The prisons will use a different approach than what some doctors prefer. Selected inmates will begin MAT treatment as they prepare for release and continue treatment after they leave prison. UNC’s Formerly Incarcerated Transition Program will help them with reentry.
DPS knows of only a few instances of people who have been prescribed MAT when entering prison, Deen wrote. If DPS learns that medication-assisted therapy is more common than previously known, the department will use that information as it decides the future of the program, the email said.
The state prisons’ plan “is better than nothing,” Morse said. “It’s a step in the right direction.”
But he questioned DPS’s assessment that people coming into prison haven’t used MAT or don’t need it. Morse suspects the department’s numbers are low because a lot of people are forced into withdrawal before they get to prison.
“I think it’s kind of cruel and unusual punishment” to force someone on a medication to stop using it, he said. “Why not just keep them on it throughout?”
A handful of county jails allow inmates to continue talking medication for opioid addictions.
Eddie Caldwell, executive director of the NC Sheriff’s Association, said the organization has never discussed medication-assisted therapy for opioid addictions, and does not keep track of jails that allow it.
Dr. Jana Burson, an addiction specialist in Wilkes County, said five jails do.
Patients can be in stable recovery by the time they are sentenced to jails where they no longer can take the medications that treat their opioid addictions, Burson said. “They’re forced to undergo withdrawal,” she said. “Once they are off their medication, and once they get out, they are at much higher risk of overdose deaths.”
Learning from other states
Access to medication-assisted treatment has been shown to cut post-release overdoses in other states.
In 2016, Rhode Island started offering adults with opioid addictions who entered the corrections system MAT while incarcerated; these patients also were treated after their release. Researchers reported a 60% drop in opioid overdose deaths in people with addictions who were recently released, though researchers warned of the study’s small sample size.

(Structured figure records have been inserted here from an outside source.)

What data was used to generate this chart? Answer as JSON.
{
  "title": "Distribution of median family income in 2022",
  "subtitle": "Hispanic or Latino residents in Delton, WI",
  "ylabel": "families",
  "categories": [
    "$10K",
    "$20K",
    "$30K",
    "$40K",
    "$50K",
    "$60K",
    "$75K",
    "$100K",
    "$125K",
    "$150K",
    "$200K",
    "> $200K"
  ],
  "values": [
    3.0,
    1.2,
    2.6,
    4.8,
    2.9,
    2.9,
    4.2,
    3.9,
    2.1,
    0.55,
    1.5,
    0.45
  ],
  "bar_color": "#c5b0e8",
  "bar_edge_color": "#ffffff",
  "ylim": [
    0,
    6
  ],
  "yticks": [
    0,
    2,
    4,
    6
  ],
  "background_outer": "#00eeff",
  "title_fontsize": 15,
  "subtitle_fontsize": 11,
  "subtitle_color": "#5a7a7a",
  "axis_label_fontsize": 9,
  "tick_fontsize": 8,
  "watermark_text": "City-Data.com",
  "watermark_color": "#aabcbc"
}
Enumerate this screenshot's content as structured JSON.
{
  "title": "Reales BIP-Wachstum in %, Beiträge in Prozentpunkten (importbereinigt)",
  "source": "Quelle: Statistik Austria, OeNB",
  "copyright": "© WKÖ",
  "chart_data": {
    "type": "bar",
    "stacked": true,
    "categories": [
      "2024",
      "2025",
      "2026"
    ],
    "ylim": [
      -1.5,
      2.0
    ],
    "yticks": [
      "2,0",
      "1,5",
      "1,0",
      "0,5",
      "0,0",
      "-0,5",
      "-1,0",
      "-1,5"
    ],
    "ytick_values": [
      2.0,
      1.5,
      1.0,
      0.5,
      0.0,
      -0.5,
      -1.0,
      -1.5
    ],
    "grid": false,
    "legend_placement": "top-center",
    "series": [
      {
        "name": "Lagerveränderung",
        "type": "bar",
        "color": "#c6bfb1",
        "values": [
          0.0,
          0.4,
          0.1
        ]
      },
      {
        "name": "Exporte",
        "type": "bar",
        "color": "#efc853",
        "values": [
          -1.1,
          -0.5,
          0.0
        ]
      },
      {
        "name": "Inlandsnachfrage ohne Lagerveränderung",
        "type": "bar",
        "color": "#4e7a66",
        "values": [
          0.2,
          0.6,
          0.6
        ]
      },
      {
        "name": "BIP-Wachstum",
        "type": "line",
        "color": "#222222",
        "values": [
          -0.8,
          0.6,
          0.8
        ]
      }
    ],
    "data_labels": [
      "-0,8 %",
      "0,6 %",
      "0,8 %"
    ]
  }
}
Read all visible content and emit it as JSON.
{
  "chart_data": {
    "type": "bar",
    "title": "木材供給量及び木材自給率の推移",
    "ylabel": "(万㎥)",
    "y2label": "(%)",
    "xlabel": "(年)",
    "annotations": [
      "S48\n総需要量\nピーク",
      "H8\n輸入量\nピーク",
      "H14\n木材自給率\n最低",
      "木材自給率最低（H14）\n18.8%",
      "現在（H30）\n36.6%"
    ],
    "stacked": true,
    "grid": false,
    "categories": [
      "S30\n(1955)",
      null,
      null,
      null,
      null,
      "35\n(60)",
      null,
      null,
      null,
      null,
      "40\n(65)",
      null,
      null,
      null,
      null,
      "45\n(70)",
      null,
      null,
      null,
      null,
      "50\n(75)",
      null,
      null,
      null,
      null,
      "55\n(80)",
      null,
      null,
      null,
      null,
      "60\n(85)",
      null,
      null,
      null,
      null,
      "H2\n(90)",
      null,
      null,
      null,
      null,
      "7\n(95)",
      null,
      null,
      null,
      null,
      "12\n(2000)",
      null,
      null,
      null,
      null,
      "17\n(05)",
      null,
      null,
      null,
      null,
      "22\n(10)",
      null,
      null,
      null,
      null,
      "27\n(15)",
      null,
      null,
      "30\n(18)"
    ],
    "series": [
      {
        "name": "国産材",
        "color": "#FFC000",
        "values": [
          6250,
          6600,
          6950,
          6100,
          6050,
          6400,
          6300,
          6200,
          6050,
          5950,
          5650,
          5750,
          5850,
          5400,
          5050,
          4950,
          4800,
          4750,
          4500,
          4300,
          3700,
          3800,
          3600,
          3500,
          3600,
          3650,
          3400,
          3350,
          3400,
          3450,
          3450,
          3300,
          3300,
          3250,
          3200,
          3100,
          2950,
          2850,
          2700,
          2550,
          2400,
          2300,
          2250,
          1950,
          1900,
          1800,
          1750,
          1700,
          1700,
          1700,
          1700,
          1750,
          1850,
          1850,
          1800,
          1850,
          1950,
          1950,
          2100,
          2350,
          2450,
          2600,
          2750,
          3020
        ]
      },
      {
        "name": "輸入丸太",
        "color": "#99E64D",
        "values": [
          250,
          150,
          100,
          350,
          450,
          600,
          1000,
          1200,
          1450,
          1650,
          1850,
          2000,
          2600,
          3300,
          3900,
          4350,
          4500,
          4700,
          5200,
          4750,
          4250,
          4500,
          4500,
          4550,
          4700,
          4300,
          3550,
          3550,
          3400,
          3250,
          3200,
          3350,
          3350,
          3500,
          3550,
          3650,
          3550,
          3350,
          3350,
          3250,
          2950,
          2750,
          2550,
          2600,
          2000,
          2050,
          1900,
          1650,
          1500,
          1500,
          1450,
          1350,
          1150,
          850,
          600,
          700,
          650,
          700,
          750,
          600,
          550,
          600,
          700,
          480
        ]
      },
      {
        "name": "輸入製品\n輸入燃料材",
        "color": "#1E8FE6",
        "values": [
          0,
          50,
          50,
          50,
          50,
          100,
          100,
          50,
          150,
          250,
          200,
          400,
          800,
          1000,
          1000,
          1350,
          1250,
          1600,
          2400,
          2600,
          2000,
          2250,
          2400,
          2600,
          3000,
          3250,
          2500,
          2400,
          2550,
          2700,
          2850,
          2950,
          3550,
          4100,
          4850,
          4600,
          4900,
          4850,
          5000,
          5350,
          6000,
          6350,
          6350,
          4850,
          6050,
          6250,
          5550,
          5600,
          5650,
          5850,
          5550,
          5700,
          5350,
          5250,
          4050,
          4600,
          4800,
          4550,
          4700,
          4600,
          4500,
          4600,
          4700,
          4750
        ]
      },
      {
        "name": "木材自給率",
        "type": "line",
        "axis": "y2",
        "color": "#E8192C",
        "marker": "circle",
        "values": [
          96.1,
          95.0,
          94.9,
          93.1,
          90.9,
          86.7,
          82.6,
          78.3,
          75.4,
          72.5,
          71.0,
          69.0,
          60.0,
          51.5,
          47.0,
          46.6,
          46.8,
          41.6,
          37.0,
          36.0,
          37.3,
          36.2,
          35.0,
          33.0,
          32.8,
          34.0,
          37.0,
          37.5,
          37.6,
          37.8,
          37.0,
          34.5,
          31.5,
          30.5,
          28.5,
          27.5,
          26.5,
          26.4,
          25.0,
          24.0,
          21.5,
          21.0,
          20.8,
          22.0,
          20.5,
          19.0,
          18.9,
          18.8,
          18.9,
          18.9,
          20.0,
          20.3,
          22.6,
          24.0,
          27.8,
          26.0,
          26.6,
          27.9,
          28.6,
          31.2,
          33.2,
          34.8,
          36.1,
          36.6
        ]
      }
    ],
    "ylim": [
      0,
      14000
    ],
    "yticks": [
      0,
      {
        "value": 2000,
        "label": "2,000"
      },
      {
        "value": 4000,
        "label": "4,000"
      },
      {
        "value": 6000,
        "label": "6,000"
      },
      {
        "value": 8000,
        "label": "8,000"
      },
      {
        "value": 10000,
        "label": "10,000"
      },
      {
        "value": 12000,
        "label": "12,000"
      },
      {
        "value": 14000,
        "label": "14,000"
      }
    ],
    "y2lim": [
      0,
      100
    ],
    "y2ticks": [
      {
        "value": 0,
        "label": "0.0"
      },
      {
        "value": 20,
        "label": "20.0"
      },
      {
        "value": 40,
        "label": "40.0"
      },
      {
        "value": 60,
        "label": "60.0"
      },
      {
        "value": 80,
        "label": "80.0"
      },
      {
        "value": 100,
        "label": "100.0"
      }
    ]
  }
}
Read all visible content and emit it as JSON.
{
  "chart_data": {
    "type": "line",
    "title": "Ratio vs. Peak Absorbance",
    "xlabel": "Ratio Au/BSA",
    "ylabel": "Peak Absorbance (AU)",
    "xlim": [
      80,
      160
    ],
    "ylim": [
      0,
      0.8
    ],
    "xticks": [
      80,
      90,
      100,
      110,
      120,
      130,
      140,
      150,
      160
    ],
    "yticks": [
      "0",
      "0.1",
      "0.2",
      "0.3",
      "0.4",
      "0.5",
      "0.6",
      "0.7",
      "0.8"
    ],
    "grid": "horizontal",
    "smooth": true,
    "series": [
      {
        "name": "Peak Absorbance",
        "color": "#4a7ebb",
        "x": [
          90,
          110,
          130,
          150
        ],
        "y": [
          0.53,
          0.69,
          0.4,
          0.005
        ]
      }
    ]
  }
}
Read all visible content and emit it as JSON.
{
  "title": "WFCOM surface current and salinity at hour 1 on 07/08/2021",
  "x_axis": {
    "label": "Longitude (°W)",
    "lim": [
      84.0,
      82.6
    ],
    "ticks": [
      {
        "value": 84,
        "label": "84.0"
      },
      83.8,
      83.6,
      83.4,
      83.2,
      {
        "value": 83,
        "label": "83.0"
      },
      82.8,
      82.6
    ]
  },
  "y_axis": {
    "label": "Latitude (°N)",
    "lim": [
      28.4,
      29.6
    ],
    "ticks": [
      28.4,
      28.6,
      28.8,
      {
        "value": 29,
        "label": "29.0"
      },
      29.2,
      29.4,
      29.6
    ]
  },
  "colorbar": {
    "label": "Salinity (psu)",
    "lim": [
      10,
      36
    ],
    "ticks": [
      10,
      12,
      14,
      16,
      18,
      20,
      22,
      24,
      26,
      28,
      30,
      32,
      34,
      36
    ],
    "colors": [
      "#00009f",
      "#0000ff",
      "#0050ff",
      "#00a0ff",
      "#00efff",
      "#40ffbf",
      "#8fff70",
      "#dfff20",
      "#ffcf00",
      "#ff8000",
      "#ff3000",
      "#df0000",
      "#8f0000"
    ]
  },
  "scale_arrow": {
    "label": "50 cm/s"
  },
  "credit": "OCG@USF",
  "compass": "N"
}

In contrast to DPS, the NC Department of Health and Human Services encourages jails to allow people with opioid addictions and who are on MAT to stay with it while incarcerated. DHHS also offers advice on how to do it. Spokeswoman Catie Armstrong said in an email that the department is working with the prison department on the pilot program for prisons.
County jails say they are worried about diversion – that inmates prescribed methadone or buprenorphine will pass it to someone else, Burson said.
Methadone is a liquid, and “it’s not hard to watch someone swallow their dose,” she said.
Buprenorphine film or pills are held under the tongue until they dissolve. It would be easy to ensure that inmates who take it don’t store it in their mouths, she said.
Some jails oppose MAT on principle, Burson said, while officials in some counties think they’re helping people by getting them off the medication.
Many people with opioid addictions who are incarcerated face quick tapers from the medications before they’re locked up and an intense withdrawal once they’re behind bars.
There’s a lingering stigma against methadone treatment, said Mary Anne Hughes, a nurse practitioner at a methadone clinic. “By the time we get them, they’re not getting high,” she said of patients. “They’re using it not to get sick.”
Burson said it may take a lawsuit to force jails to allow people to continue taking medications for opioid addiction while incarcerated, pointing to court actions in Illinois and Maine.
In the Maine case, a federal appeals court said a county jail needed to supply a drug used to treat opioid dependence called Suboxone to a woman facing a 40-day sentence, according to a CBS station in Portland.
Burson said there are creative solutions that answer North Carolina jails’ objections.
“It boggles my mind how hard it is to get treatment,” she said.